VE4: Automated run-time analysis of probabilistic programs

Randomisation has been an important tool for the construction of algorithms since the early days of computing. It is typically used to convert a deterministic algorithm with bad worst-case behavior into an efficient randomised algorithm that yields a correct output, possibly with a low error probability. The Rabin-Miller primality test, Freivalds’ matrix multiplication, and the random pivot selection in Hoare’s quicksort algorithm are prime examples. Randomised algorithms are conveniently described by probabilistic programs. The run-time of a randomised algorithm is a random variable as the run-time is affected by the outcome of the coin tosses. An important efficiency measure for probabilistic programs is the expected run-time. Reasoning about the expected run-time of randomised algorithms is surprisingly subtle and full of nuances. In classical sequential deterministic algorithms, a single diverging program run causes the program to have an infinite run-time. This is not true for randomised algorithms. They may admit arbitrarily long and even infinite runs while still having a finite expected run-time.

The expected run-time of randomised algorithms is typically analysed using standard mathematical means. Recently there is some initial work towards applying formal verification techniques to analyse the run-time of probabilistic programs. Alternative techniques are either based on using super-martingales, or a weakest pre-conditioning style reasoning. None of these techniques is fully automated.

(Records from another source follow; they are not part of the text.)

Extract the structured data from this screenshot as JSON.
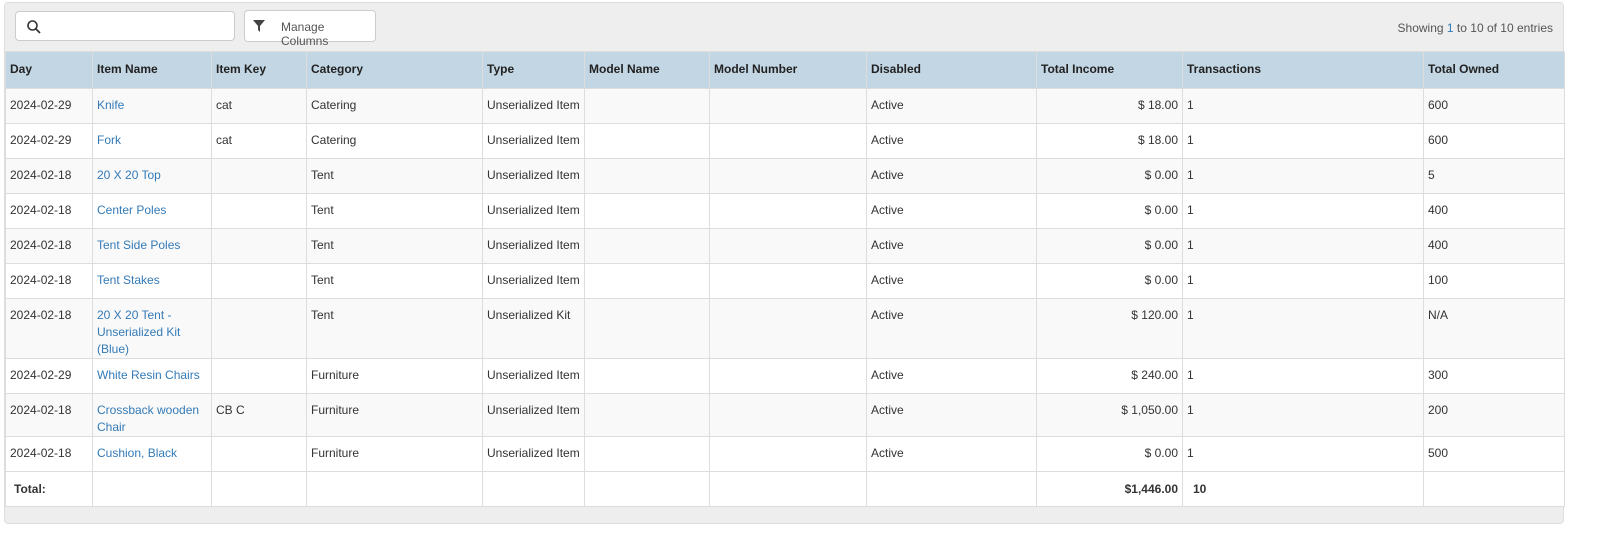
{
  "toolbar": {
    "search_placeholder": "",
    "manage_columns": "Manage Columns",
    "info_prefix": "Showing ",
    "info_start": "1",
    "info_rest": " to 10 of 10 entries"
  },
  "columns": [
    "Day",
    "Item Name",
    "Item Key",
    "Category",
    "Type",
    "Model Name",
    "Model Number",
    "Disabled",
    "Total Income",
    "Transactions",
    "Total Owned"
  ],
  "rows": [
    [
      "2024-02-29",
      "Knife",
      "cat",
      "Catering",
      "Unserialized Item",
      "",
      "",
      "Active",
      "$ 18.00",
      "1",
      "600"
    ],
    [
      "2024-02-29",
      "Fork",
      "cat",
      "Catering",
      "Unserialized Item",
      "",
      "",
      "Active",
      "$ 18.00",
      "1",
      "600"
    ],
    [
      "2024-02-18",
      "20 X 20 Top",
      "",
      "Tent",
      "Unserialized Item",
      "",
      "",
      "Active",
      "$ 0.00",
      "1",
      "5"
    ],
    [
      "2024-02-18",
      "Center Poles",
      "",
      "Tent",
      "Unserialized Item",
      "",
      "",
      "Active",
      "$ 0.00",
      "1",
      "400"
    ],
    [
      "2024-02-18",
      "Tent Side Poles",
      "",
      "Tent",
      "Unserialized Item",
      "",
      "",
      "Active",
      "$ 0.00",
      "1",
      "400"
    ],
    [
      "2024-02-18",
      "Tent Stakes",
      "",
      "Tent",
      "Unserialized Item",
      "",
      "",
      "Active",
      "$ 0.00",
      "1",
      "100"
    ],
    [
      "2024-02-18",
      "20 X 20 Tent - Unserialized Kit (Blue)",
      "",
      "Tent",
      "Unserialized Kit",
      "",
      "",
      "Active",
      "$ 120.00",
      "1",
      "N/A"
    ],
    [
      "2024-02-29",
      "White Resin Chairs",
      "",
      "Furniture",
      "Unserialized Item",
      "",
      "",
      "Active",
      "$ 240.00",
      "1",
      "300"
    ],
    [
      "2024-02-18",
      "Crossback wooden Chair",
      "CB C",
      "Furniture",
      "Unserialized Item",
      "",
      "",
      "Active",
      "$ 1,050.00",
      "1",
      "200"
    ],
    [
      "2024-02-18",
      "Cushion, Black",
      "",
      "Furniture",
      "Unserialized Item",
      "",
      "",
      "Active",
      "$ 0.00",
      "1",
      "500"
    ]
  ],
  "footer": {
    "label": "Total:",
    "total_income": "$1,446.00",
    "transactions": "10"
  }
}
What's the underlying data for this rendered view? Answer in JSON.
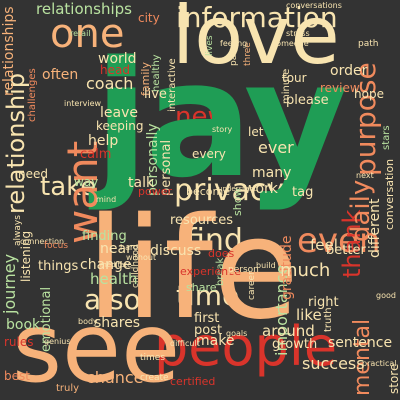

The goal of this dissertation project is to develop a fully automated technique for the inference of expected run-time bounds for probabilistic programs. This challenging objective will be approached by exploiting recently developed powerful techniques to infer upper and lower bounds for the run-time complexity of ordinary (i.e., non-probabilistic) programs. The plan is to extend these techniques for the automated complexity analysis of programs towards probabilistic programs, and combine them with the recently studied weakest precondition calculus in order to generate suitable upper and lower invariants that are needed to infer expected run-times of probabilistic programs. Besides the theoretical developments, a prototypical implementation in the tool AProVE is planned. Extensive experiments will be carried out to analyse the expected run-time of well-known randomised algorithms such as Sherwood variants of binary search, quicksort and the (challenging) coupon collector problem.

(Given the connections between positive almost-sure termination and expected run-times, there is an obvious link between this dissertation project and VE3. It is also related to project AP5.)